I don’t believe it is clear yet that minimalism is going to evolve into the same kind of term. We can call Gregorian chant minimalist, but in that sense the word becomes something of a tautology; that is, the general qualities we associate with minimalism in the broad sense predate the actual historical style by centuries, and were once taken for granted. Unchanging texture and tonality became strikingly associated with minimalism only because the contrast with the musical complexity of the previous century and a half was so dramatic. The qualities of romanticism (emphasis on the individual, subjective, spontaneous, and visionary against the idea of rationally imposed order) and classicism (the dependable restoration of harmony, clarity, restraint, and universality) can be spoken of as innate impulses within the human soul. It’s not at all obvious that minimalism’s relatively extreme limitations of texture and tonality are ever going to achieve any similar psychological status. There’s nothing wrong with using minimalism this way, so long as the user understands that the burden of proof is on him to make a case for some universal applicability of the word. Most instances of such use, however, just strike me as intellectual laziness – anachronisms fallen into by people who are so little familiar with music outside the European common practice period that they are naively surprised to find texturally static music in any other milieu.

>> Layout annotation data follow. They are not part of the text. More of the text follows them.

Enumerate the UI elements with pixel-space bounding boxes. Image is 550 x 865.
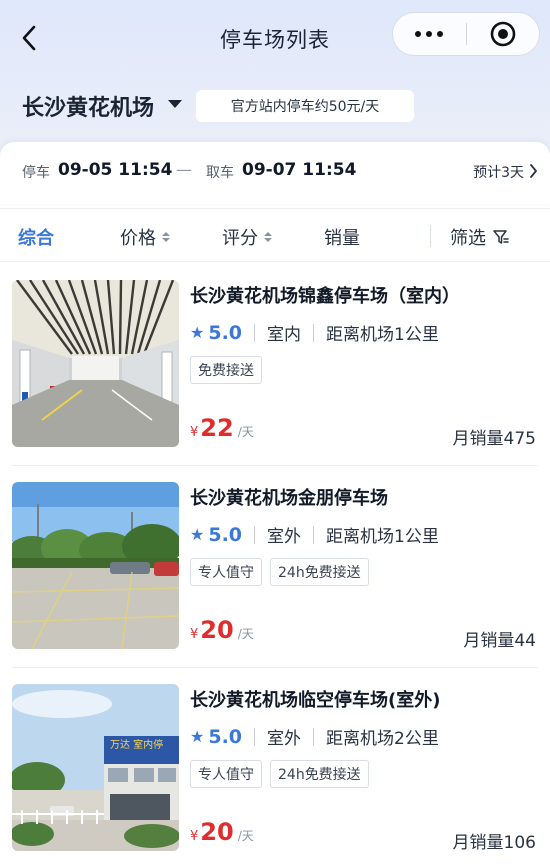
meta-divider	[254, 323, 256, 342]
official-price-note: 官方站内停车约50元/天	[196, 90, 414, 122]
lot-price: ¥ 20 /天	[190, 616, 254, 644]
tab-rating-label: 评分	[222, 228, 258, 249]
star-icon: ★	[190, 727, 205, 746]
city-selector[interactable]: 长沙黄花机场	[22, 90, 154, 122]
monthly-sales: 月销量106	[452, 833, 536, 853]
signage-text: 万达 室内停	[110, 738, 163, 751]
lot-meta: ★ 5.0 室外 距离机场1公里	[190, 522, 439, 548]
sort-arrows-icon	[162, 232, 170, 242]
price-unit: /天	[237, 829, 254, 843]
lot-distance: 距离机场1公里	[326, 527, 439, 547]
parking-lot-photo	[12, 280, 179, 447]
parking-lot-photo: 万达 室内停	[12, 684, 179, 851]
tab-sales[interactable]: 销量	[324, 224, 360, 250]
park-time[interactable]: 09-05 11:54	[58, 160, 172, 180]
more-button[interactable]	[393, 13, 466, 55]
pickup-label: 取车	[206, 165, 234, 181]
target-circle-icon	[490, 21, 516, 47]
lot-score: 5.0	[208, 725, 243, 748]
meta-divider	[313, 525, 315, 544]
star-icon: ★	[190, 525, 205, 544]
sort-tabs: 综合 价格 评分 销量 筛选	[0, 208, 550, 262]
currency-symbol: ¥	[190, 425, 199, 440]
filter-button[interactable]: 筛选	[450, 224, 510, 250]
service-tag: 专人值守	[190, 558, 262, 586]
filter-label: 筛选	[450, 228, 486, 249]
tab-sales-label: 销量	[324, 228, 360, 249]
lot-meta: ★ 5.0 室内 距离机场1公里	[190, 320, 439, 346]
tab-rating[interactable]: 评分	[222, 224, 272, 250]
lot-distance: 距离机场2公里	[326, 729, 439, 749]
price-value: 20	[200, 818, 234, 846]
lot-type: 室外	[267, 729, 302, 749]
star-icon: ★	[190, 323, 205, 342]
price-value: 20	[200, 616, 234, 644]
lot-score: 5.0	[208, 321, 243, 344]
meta-divider	[313, 323, 315, 342]
chevron-right-icon	[530, 164, 537, 178]
more-dots-icon	[415, 31, 444, 37]
meta-divider	[254, 525, 256, 544]
lot-name: 长沙黄花机场金朋停车场	[190, 488, 388, 509]
location-row: 长沙黄花机场 官方站内停车约50元/天	[0, 84, 550, 128]
pickup-time[interactable]: 09-07 11:54	[242, 160, 356, 180]
price-value: 22	[200, 414, 234, 442]
service-tag: 免费接送	[190, 356, 262, 384]
lot-distance: 距离机场1公里	[326, 325, 439, 345]
lot-tags: 专人值守 24h免费接送	[190, 558, 369, 586]
lot-tags: 免费接送	[190, 356, 262, 384]
monthly-sales: 月销量44	[463, 631, 536, 651]
lot-type: 室内	[267, 325, 302, 345]
lot-type: 室外	[267, 527, 302, 547]
parking-lot-item[interactable]: 长沙黄花机场锦鑫停车场（室内） ★ 5.0 室内 距离机场1公里 免费接送 ¥ …	[0, 264, 550, 466]
lot-price: ¥ 20 /天	[190, 818, 254, 846]
service-tag: 24h免费接送	[270, 760, 369, 788]
meta-divider	[313, 727, 315, 746]
estimate-days[interactable]: 预计3天	[473, 162, 524, 182]
sort-arrows-icon	[264, 232, 272, 242]
price-unit: /天	[237, 627, 254, 641]
service-tag: 24h免费接送	[270, 558, 369, 586]
lot-tags: 专人值守 24h免费接送	[190, 760, 369, 788]
lot-name: 长沙黄花机场临空停车场(室外)	[190, 690, 441, 711]
lot-score: 5.0	[208, 523, 243, 546]
tab-overall-label: 综合	[18, 228, 54, 249]
lot-price: ¥ 22 /天	[190, 414, 254, 442]
nav-bar: 停车场列表	[0, 0, 550, 76]
meta-divider	[254, 727, 256, 746]
tab-divider	[430, 225, 431, 247]
monthly-sales: 月销量475	[452, 429, 536, 449]
service-tag: 专人值守	[190, 760, 262, 788]
close-miniprogram-button[interactable]	[467, 13, 540, 55]
parking-lot-item[interactable]: 万达 室内停 长沙黄花机场临空停车场(室外) ★ 5.0 室外 距离机场2公里 …	[0, 668, 550, 865]
parking-lot-photo	[12, 482, 179, 649]
tab-price[interactable]: 价格	[120, 224, 170, 250]
currency-symbol: ¥	[190, 627, 199, 642]
caret-down-icon[interactable]	[168, 100, 182, 108]
time-separator: —	[176, 160, 192, 179]
parking-lot-item[interactable]: 长沙黄花机场金朋停车场 ★ 5.0 室外 距离机场1公里 专人值守 24h免费接…	[0, 466, 550, 668]
lot-meta: ★ 5.0 室外 距离机场2公里	[190, 724, 439, 750]
filter-icon	[493, 230, 509, 244]
tab-overall[interactable]: 综合	[18, 224, 54, 250]
lot-name: 长沙黄花机场锦鑫停车场（室内）	[190, 286, 460, 307]
currency-symbol: ¥	[190, 829, 199, 844]
time-card[interactable]: 停车 09-05 11:54 — 取车 09-07 11:54 预计3天	[0, 142, 550, 204]
tab-price-label: 价格	[120, 228, 156, 249]
park-label: 停车	[22, 165, 50, 181]
price-unit: /天	[237, 425, 254, 439]
mini-program-capsule	[392, 12, 540, 56]
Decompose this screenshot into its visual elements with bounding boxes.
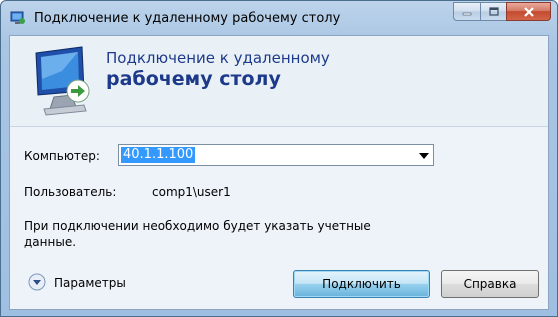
rdp-window: Подключение к удаленному рабочему столу — [0, 0, 558, 317]
banner-title-line1: Подключение к удаленному — [106, 49, 330, 67]
user-value: comp1\user1 — [152, 185, 231, 199]
connect-button[interactable]: Подключить — [293, 270, 430, 298]
close-icon — [523, 6, 534, 17]
maximize-icon — [488, 7, 499, 16]
help-button[interactable]: Справка — [441, 270, 539, 298]
close-button[interactable] — [506, 2, 551, 21]
maximize-button[interactable] — [480, 2, 506, 21]
expand-options-icon[interactable] — [28, 273, 46, 291]
options-label[interactable]: Параметры — [54, 276, 126, 290]
dialog-client: Подключение к удаленному рабочему столу … — [9, 35, 549, 310]
user-label: Пользователь: — [24, 185, 117, 199]
window-title: Подключение к удаленному рабочему столу — [34, 11, 341, 26]
computer-combobox[interactable]: 40.1.1.100 — [118, 144, 434, 166]
title-bar[interactable]: Подключение к удаленному рабочему столу — [1, 1, 557, 35]
computer-label: Компьютер: — [24, 149, 100, 163]
dropdown-arrow-icon[interactable] — [419, 153, 429, 159]
computer-value[interactable]: 40.1.1.100 — [121, 147, 196, 163]
banner-title-line2: рабочему столу — [106, 68, 281, 90]
caption-buttons — [453, 2, 551, 22]
connection-form: Компьютер: 40.1.1.100 Пользователь: comp… — [10, 127, 548, 309]
minimize-icon — [462, 12, 472, 15]
rdp-app-icon — [10, 11, 25, 24]
header-banner: Подключение к удаленному рабочему столу — [10, 36, 548, 127]
credentials-note: При подключении необходимо будет указать… — [24, 219, 371, 249]
rdp-monitor-icon — [35, 46, 90, 116]
minimize-button[interactable] — [453, 2, 480, 21]
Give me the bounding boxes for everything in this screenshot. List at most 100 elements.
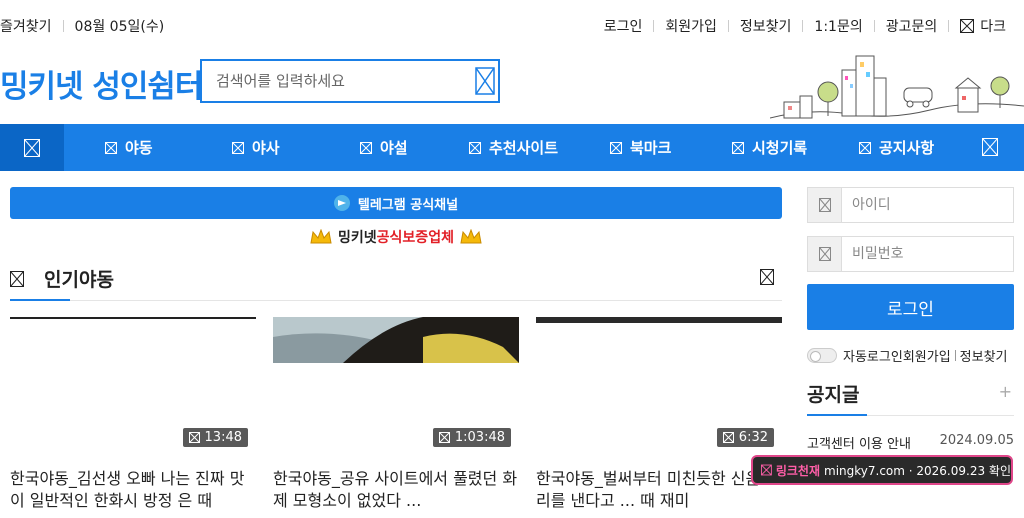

Another complicating factor is that many amateurs are only familiar with the tip of the minimalist iceberg – i.e., the works of Reich and Glass plus Riley’s In C – so that repetition becomes minimalism’s defining feature. Were one familiar with other minimalism of the 1960s – the droning improvisations of the Theater of Eternal Music, Niblock’s slowly moving drones, Young’s sine-tone installations, Jon Gibson’s and Barbara Benary’s change-ringing note permutations, and so on – it would become clear that repetition is only one strategy in minimalism’s arsenal, and not the sufficient core of a general definition.
An additional problem with taking staticness as the primary criterion is that minimalism grew out of a conceptualist movement started by Cage, whose works tended to be calculatedly static over a period of time. Minimalist music shares its static quality with many works by Cage, Lucier, Ashley, Berhman, Feldman, Wolff, Mumma, and others that predated or were contemporaneous with the minimalist movement; but minimalism self-consciously differentiated itself from that music by embracing various techniques of audible process, in fact deliberately rebelling (as Reich’s early writings document) against the hidden quality of Cagean processes. Without taking that differentiation into account, one arrives at a version of minimalism that inaccurately represents what was going on at the time.
Add to this that we now have an entire generation that has come to minimalism through its reuse in DJ music, remixes, ambient music, and so forth, so that there is now a widespread popular image of minimalism that is only a rough caricature of the way the movement looked to those of us who followed it as it was still going on. This will all pass. Until it does, though, I think it’s impossible to imagine that any meaningful definition or description of minimalism could be achieved through the consensus of people unfamiliar with the issues, repertoire, and writings of the range of composers involved in the movement itself.